Executives in Texas companies face a unique set of concerns when facing workplace discrimination on the job. High-level employees are the subject of a significant debate regarding their own status in the employment discrimination context.
They could be viewed as either employees or as the employer themselves, due to their high-ranking managerial status. If they are viewed as employers, then they lack the protections provided by Title VII of the 1964 Civil Rights Act, whose anti-discrimination provisions are designed to protect employees.
The issue has arisen in a number of cases when a leading executive files a lawsuit for sexual harassment, glass ceiling discrimination or unlawful firing based on a protected characteristic. Frequently, the defendant will file to have the case dismissed on the grounds that the person charging discrimination is not an employee in the sense of the law.
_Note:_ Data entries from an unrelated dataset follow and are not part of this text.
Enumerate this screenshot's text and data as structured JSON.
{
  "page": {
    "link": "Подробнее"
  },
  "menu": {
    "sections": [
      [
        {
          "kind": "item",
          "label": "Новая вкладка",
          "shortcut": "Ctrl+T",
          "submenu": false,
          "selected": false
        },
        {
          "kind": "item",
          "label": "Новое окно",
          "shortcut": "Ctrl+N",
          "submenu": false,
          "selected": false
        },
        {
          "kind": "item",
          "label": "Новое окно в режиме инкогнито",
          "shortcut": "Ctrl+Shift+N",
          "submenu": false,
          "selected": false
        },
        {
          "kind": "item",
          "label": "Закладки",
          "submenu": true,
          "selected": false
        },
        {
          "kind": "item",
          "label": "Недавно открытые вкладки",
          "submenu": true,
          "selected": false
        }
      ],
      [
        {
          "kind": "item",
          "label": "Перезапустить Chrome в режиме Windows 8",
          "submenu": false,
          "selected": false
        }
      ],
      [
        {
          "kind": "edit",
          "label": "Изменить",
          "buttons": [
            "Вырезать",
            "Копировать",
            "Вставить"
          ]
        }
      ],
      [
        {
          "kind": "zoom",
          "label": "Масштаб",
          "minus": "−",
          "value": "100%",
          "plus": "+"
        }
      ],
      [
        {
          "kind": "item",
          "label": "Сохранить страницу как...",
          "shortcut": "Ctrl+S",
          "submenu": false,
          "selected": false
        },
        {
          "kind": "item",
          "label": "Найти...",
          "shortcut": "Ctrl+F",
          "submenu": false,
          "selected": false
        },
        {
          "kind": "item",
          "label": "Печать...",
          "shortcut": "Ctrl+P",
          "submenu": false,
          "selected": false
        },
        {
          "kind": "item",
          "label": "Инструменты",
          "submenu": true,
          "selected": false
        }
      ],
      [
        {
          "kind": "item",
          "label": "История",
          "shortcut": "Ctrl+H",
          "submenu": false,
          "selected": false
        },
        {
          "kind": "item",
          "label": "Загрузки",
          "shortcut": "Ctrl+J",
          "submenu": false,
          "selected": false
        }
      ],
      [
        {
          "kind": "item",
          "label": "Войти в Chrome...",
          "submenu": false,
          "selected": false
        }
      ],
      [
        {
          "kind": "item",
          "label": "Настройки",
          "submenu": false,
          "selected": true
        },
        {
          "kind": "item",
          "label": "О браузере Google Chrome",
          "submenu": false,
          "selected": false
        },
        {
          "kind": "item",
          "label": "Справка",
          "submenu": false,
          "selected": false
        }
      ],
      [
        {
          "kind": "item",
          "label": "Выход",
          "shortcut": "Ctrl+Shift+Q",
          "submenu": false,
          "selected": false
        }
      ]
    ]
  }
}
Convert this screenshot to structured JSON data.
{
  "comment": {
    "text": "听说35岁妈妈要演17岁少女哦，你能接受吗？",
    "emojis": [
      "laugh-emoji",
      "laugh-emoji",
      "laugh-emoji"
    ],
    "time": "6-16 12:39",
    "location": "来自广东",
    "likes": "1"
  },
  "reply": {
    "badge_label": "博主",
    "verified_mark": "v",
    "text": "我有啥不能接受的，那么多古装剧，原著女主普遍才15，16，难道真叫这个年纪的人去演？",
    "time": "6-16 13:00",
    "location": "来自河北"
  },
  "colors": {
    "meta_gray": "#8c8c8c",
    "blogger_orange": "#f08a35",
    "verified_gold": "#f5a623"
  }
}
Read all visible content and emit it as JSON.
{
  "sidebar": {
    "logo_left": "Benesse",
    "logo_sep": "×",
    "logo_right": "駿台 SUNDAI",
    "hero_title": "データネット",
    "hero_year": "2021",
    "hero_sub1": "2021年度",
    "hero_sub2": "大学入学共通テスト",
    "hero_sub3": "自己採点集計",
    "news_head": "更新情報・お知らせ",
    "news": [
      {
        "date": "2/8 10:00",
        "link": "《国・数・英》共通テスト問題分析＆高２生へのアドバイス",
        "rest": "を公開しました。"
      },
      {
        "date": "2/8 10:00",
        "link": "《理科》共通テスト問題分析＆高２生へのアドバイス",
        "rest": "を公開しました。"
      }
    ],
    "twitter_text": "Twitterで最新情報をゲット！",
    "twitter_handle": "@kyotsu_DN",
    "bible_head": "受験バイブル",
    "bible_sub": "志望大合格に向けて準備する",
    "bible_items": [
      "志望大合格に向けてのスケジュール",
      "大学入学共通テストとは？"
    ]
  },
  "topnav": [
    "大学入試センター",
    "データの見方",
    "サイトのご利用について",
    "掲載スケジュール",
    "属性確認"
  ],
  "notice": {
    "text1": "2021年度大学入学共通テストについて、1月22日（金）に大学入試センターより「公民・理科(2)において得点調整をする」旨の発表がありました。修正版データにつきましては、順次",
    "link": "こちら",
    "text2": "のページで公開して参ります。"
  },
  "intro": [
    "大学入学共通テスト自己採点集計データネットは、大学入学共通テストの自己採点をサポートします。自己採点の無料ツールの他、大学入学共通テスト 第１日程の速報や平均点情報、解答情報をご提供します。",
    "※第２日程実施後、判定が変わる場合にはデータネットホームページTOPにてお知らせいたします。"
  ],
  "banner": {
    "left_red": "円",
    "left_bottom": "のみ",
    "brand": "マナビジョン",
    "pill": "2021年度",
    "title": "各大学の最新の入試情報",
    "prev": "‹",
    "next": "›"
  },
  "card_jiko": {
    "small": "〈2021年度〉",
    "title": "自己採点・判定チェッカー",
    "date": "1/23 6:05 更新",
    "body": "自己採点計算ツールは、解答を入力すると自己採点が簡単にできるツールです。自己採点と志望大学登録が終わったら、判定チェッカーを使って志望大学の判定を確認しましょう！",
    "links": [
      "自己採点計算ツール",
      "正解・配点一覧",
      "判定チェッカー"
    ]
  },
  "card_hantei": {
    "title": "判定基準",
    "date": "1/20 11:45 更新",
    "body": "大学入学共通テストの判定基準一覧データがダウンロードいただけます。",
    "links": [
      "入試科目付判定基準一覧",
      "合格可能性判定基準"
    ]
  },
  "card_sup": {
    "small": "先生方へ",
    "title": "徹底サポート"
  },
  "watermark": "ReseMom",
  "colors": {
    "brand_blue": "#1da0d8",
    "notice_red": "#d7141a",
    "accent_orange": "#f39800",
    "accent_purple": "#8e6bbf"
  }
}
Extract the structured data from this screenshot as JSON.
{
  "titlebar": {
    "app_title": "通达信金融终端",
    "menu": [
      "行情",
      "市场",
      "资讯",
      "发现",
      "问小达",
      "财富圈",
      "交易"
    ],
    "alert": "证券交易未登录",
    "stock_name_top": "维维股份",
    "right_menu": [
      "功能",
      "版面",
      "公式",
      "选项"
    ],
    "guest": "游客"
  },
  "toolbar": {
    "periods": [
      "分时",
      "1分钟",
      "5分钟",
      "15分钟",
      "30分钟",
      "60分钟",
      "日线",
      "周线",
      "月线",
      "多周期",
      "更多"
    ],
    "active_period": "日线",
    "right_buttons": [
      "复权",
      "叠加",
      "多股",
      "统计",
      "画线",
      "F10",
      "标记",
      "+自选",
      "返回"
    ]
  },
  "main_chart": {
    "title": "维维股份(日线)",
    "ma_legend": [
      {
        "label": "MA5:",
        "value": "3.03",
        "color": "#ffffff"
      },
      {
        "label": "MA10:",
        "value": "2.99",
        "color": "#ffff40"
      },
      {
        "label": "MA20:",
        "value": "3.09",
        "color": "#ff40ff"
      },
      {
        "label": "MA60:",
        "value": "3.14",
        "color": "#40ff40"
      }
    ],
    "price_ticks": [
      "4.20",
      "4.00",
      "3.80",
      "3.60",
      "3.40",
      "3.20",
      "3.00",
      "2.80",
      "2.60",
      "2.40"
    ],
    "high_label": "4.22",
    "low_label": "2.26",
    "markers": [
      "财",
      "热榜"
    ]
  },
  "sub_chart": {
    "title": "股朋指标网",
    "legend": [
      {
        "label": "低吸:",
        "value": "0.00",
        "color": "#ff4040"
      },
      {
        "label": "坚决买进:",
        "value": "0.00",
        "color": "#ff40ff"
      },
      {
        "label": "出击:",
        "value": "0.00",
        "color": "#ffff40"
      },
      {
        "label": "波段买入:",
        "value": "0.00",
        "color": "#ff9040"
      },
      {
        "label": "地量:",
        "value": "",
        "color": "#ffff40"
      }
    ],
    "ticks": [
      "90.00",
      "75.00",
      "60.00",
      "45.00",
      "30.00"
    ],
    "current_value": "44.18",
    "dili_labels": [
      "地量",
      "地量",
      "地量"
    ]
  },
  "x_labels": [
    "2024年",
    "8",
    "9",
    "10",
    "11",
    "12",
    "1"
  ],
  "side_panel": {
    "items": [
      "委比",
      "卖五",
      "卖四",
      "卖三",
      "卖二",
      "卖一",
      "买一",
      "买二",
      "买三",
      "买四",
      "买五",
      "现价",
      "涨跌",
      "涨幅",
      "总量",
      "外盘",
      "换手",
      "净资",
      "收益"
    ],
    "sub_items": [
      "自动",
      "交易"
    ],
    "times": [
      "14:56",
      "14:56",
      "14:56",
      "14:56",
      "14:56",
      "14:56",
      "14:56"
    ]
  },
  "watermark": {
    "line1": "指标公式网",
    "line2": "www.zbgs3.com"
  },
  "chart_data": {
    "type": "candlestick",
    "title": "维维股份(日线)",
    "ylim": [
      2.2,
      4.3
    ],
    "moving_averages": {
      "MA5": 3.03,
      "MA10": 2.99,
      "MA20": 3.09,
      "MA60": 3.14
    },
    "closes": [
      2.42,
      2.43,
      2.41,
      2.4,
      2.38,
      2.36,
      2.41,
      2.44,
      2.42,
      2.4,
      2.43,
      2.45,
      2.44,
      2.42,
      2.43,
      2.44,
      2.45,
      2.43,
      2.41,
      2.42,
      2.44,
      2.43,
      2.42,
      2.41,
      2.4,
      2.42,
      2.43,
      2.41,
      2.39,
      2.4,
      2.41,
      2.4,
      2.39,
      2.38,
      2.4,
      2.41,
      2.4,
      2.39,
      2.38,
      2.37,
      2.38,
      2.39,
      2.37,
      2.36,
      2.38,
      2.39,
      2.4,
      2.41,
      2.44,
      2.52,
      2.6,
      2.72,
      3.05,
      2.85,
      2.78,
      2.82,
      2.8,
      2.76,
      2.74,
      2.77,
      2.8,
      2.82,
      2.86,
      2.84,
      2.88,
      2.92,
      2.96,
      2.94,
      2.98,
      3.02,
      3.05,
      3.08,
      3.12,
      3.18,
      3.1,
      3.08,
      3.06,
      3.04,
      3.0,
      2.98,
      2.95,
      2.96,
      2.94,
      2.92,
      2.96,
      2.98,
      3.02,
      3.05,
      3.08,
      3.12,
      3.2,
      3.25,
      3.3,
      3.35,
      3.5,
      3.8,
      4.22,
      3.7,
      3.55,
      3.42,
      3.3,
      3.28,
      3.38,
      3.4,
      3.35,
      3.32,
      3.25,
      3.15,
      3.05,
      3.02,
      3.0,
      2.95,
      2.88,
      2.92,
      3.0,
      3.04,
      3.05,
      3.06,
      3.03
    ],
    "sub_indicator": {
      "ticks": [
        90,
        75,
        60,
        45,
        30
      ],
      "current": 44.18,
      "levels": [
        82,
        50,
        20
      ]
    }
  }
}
While the Supreme Court has ruled that job title alone does not determine whether or not a person is an employee, there is a six-part test that it came up with to determine the appropriate classification. These criteria include whether the plaintiffs can be hired and fired, how and whether their work is supervised, whether they report to a superior in the company, their level of influence in the company, whether the parties expressed an intent in this regard and whether they have a share of the firm's profits and losses.
High-level executivesfacing employment discrimination would be well-served by consulting an employment attorney who can examine the situation and apply the relevant tests to help an executive subject to discrimination overcome a defense based on their employer or employee status. Because the test applied in these cases has many parts and is taken as a comprehensive whole, there are a number of factors that an employment attorney can help to present to the court to support a plaintiff's claim.